„Wir sind gleich und doch verschieden.“ Ein Gedanke, der insbesondere den homosexuellen Menschen in der nationalsozialistischen Zeit gewidmet ist. Denn die Opfer waren nicht nur Juden, sondern auch Homosexuelle. Und daher wird heute das erste Denkmal für die im Nationalsozialismus verfolgten Homosexuellen in Berlin-Tiergarten eröffnet, das sich in unmittelbarer Nähe zum Holocaust-Mahnmal befindet.

Das Mahnmal, das den ermordeten Homosexuellen gedenken soll, präsentiert sich als ein leicht geneigter Quader aus Beton. Besonderes Augenmerk gilt einem kleinen Fenster, das in den Betonquader eingeschnitten ist. Dabei werden zwei Männer sichtbar, die sich zärtlich küssen. Und das ohne Pause. Denn diese Szene wird in einer Endlosschleife abgespielt. Und nach zwei Jahren werden die zwei küssenden Männer gegen zwei küssende Frauen ausgetauscht.

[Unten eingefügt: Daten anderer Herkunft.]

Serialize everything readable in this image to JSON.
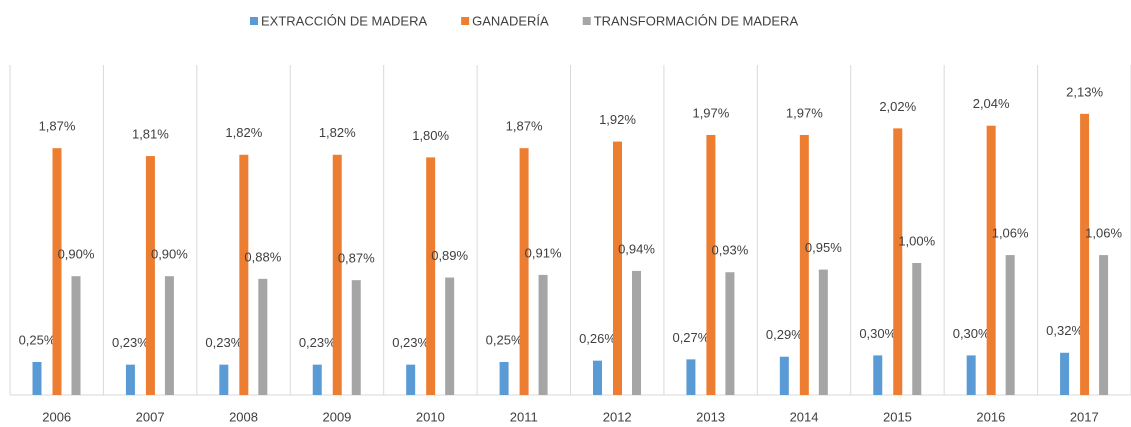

Das Mahnmal geht auf das künstlerische Duo Michael Elmgreen und Ingar Dragset zurück, die die Appropriation Art vertreten. Eine Kunstart, die bestehende Werke adaptieren und umdeuten. So auch das Mahnmal für die im Nationalsozialismus verfolgten Homosexuellen, das an den 2711 Stelen des Holocaust-Mahnmals angelehnt ist, dessen Schöpfer Peter Eisenman war.

Das Denkmal ist Mahnmal zugleich. Denn homosexuelle Männer und Frauen werden auch heute noch angefeindet. Auch wenn sich die Homosexualität zunehmend liberalisiert, so bleiben doch Berührungsängste. Das Mahnmahl gedenkt nicht nur den homosexuellen Opfern, sondern macht auch Homosexualität präsent in der öffentlichen Gesellschaft.